Bumper numbers help paper over the woes of Wise
Wise’s regulatory and reputational troubles have not hurt the bottom line, writes Charlie Conchie
Looking at the numbers, you would think it’s been an exclusively rosy six months for money-transfer firm Wise.
The London fintech said today that pre-tax profits rocketed 173 per cent to £51.3m in the period to the end of September after a record 5.5m people poured onto its platform in the second quarter – a 40 per cent increase on the previous year.
Wise says it has now reached a sustainable level of profitability which has helped it dodge the troubles that have plagued many of its high-growth, loss-making peers as recession loomed.
Shares have rebounded from a mid-year slump to trade down around 18 per cent over the year to date – certainly not all positive, but markedly more so than the 60 per cent discount Wise was facing in June.
But Wise, often heralded as one of London’s fintech success stories, has been dogged by troubles in the six months to September.
A regulatory investigation into its chief and co-founder Kristo Käärmann over a 2017 tax dodging scandal rocked it share price in June and has left questions hanging over the future leadership of the firm.
The firm’s finance chief Matt Briers insisted to City A.M. in an interview today that the investigation was not front of mind for its investors. But powerful shareholder proxy groups and analysts have said they think otherwise.
Glass Lewis, one of the largest advisory groups, warned in September that the Sword of Damocles hanging over Kaarmann could damage shareholder value in the longer term. While they withheld their judgement and backed Kaarmann ahead of its AGM, the unspoken warning was that they may be forced to reconsider.
Kaarmann’s troubles have also not been the only of Wise’s woes. The firm’s Abu Dhabi subsidiary was slapped with a $360,000 fine after the Abu Dhabi regulator deemed it had failed to “establish and maintain adequate AML systems and controls to ensure full compliance with its AML obligations”. Wise in its defence said it quickly resolved the issue and “no instances of money laundering or other financial crime were identified”.
However, analysts at Hargreaves Lansdown said the issues hanging over the firm had made investors wary of ploughing in their cash.
“Wise is still very much on a report card given that it’s been the subject of an investigation by the Financial Conduct Authority for its CEO tax payments, and that is partly why investors have been slow to applaud significant progress made over the first half of the year,” Susannah Streeter, senior investment analyst told City A.M.
Shrugged off
Still, Matt Briers tells City A.M. that the reputation issues have not dented the bottom line and it is set for another period of bumper growth in the months ahead.

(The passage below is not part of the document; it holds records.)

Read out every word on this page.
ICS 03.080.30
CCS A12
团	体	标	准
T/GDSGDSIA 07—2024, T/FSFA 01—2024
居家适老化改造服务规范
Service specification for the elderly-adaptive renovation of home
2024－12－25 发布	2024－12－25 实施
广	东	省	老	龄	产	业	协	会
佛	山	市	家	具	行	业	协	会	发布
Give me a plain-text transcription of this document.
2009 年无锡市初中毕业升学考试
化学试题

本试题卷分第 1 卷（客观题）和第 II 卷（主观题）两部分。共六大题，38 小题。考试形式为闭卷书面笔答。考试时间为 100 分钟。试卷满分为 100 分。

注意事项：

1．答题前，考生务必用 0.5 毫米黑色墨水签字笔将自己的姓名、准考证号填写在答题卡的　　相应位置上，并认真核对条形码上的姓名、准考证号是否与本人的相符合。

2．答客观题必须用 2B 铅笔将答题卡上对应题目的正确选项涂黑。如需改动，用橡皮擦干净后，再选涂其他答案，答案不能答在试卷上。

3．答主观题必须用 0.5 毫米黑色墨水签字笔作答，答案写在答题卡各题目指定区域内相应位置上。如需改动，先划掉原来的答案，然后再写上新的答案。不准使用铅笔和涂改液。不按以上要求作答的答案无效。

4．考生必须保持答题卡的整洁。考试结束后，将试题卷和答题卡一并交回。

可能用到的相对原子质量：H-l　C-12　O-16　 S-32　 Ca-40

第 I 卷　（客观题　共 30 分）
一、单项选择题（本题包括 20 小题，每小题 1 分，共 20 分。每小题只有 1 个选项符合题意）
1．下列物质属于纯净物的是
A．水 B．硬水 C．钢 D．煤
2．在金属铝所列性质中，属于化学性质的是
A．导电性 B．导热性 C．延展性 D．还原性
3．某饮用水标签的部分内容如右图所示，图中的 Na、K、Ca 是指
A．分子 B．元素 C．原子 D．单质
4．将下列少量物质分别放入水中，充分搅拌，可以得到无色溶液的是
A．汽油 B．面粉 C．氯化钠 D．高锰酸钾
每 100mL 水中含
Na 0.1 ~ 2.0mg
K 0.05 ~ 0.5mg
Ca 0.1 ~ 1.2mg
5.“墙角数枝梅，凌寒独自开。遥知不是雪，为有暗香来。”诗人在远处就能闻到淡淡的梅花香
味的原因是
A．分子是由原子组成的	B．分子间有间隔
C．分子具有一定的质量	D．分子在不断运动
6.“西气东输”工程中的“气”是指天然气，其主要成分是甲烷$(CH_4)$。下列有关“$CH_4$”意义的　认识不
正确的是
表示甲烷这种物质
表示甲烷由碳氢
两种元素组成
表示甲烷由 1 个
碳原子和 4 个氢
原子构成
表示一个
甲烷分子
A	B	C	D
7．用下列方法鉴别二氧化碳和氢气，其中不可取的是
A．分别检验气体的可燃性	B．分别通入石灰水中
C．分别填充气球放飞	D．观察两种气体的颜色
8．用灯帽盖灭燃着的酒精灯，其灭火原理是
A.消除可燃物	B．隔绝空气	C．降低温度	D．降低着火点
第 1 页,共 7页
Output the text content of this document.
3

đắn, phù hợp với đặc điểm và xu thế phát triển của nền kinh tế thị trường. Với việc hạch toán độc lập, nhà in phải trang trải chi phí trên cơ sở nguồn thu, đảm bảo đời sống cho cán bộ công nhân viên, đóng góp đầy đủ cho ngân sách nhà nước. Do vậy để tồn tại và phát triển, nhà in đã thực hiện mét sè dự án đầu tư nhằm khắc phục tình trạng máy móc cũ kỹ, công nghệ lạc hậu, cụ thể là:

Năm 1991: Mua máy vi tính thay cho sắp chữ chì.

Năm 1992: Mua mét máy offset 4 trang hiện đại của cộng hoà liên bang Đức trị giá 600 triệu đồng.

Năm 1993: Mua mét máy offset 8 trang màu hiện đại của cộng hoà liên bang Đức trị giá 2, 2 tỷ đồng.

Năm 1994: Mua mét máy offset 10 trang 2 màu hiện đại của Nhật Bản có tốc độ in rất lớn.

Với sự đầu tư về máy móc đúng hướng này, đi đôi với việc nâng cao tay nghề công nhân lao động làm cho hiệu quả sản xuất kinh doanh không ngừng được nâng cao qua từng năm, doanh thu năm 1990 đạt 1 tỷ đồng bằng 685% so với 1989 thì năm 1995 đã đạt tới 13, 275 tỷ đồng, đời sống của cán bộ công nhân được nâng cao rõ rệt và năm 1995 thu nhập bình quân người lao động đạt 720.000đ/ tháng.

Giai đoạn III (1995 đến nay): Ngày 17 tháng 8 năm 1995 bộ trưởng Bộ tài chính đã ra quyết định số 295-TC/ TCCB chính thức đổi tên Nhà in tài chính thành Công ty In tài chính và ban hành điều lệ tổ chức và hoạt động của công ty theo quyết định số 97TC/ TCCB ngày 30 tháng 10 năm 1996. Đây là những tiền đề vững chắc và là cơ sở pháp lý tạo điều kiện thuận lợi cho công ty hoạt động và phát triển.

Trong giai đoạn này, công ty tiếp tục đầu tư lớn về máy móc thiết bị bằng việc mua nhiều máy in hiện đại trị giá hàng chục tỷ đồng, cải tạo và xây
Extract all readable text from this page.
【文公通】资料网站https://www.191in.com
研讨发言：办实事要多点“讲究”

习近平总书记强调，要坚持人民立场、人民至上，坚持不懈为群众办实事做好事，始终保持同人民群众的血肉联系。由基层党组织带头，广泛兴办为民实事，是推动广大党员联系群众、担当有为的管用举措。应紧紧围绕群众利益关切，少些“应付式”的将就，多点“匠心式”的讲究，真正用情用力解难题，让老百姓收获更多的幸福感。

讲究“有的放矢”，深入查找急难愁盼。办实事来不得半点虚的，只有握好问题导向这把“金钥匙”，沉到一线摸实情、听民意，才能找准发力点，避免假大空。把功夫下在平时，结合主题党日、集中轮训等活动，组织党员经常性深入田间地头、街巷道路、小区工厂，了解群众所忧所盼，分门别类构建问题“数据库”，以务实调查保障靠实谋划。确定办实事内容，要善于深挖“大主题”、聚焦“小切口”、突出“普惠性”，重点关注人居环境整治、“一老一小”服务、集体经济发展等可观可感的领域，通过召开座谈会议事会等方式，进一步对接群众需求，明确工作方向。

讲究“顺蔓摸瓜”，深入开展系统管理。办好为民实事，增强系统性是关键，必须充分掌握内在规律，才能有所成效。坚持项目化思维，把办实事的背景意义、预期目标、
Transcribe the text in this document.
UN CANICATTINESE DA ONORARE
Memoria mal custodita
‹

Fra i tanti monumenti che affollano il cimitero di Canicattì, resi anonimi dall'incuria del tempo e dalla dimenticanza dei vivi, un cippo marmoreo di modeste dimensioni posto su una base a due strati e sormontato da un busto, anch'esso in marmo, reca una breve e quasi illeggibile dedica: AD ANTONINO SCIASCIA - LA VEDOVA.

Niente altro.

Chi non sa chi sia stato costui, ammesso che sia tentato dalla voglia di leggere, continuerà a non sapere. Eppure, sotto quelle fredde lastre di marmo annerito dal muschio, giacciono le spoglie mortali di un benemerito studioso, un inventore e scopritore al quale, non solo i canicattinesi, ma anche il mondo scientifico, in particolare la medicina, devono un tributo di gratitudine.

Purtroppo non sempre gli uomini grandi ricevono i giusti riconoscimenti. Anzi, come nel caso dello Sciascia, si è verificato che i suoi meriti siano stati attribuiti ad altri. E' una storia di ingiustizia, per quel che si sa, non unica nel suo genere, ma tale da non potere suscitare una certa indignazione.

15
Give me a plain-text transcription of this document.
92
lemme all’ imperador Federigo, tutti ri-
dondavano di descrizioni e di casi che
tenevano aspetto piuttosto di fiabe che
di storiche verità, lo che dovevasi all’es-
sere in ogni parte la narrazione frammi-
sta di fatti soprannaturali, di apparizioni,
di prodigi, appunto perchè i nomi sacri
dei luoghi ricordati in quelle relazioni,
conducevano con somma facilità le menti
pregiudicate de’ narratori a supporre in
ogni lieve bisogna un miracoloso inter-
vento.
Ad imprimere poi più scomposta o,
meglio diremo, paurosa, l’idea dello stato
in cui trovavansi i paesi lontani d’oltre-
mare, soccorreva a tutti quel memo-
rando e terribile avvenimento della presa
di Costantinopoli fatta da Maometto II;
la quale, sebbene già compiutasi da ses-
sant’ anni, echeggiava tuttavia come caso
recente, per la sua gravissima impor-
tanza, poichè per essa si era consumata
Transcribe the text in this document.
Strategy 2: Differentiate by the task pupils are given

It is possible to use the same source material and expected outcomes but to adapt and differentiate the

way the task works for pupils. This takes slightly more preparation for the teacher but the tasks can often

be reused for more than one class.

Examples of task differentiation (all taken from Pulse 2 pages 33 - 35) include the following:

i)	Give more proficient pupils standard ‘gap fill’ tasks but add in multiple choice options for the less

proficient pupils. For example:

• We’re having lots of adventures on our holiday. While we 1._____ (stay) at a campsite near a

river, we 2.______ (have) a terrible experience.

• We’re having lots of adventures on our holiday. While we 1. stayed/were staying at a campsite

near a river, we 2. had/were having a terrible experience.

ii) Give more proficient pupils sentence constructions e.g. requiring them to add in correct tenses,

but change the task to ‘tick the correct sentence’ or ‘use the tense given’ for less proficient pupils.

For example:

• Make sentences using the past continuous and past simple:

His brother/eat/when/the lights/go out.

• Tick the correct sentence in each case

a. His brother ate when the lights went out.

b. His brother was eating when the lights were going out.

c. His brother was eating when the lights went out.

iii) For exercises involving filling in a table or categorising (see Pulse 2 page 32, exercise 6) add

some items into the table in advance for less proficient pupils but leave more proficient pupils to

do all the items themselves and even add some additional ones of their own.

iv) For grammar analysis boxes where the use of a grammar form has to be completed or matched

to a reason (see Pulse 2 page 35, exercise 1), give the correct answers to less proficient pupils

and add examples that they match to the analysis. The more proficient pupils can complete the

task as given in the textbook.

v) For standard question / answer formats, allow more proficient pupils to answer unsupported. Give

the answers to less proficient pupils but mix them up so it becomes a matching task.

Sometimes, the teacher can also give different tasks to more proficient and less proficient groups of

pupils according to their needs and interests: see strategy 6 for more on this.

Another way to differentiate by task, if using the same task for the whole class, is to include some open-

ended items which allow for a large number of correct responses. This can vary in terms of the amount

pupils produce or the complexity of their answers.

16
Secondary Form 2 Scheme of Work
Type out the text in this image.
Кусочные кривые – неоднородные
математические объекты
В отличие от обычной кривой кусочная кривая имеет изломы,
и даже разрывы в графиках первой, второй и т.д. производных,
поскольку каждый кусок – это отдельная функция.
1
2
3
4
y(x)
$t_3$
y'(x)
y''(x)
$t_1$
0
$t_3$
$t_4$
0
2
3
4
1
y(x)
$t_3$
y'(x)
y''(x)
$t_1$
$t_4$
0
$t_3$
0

“We’re growing healthily in many jurisdictions,” he says. “[The] cost of living and inflationary trend is a really a global problem. We’re seeing benefits in the amount of money customers are moving.”
Briers adds that “when money gets tight” consumers “pay as you can”, which is leading more consumers and firms to lean on the money transfer firm’s products.
Wise has also benefited from a diversification of its customer base as businesses turn to its commercial offering to send cash around the world. Briers adds that Wise is now poised to ramp up its investment and claims it is among a “select set of companies” that are able to pump cash into the business while growing profitably.
Analysts too say they see significant upside ahead for Wise. Barclays wonks wrote in a note today that their previous income estimate of £48m for the second half of the year “now looks relatively conservative” and they predicted the firm would ease past its guidance for the year.
Reputational and regulatory issues at Wise have therefore not yet disrupted its performance. Kaarmann and co will be hoping ‘long may it continue’.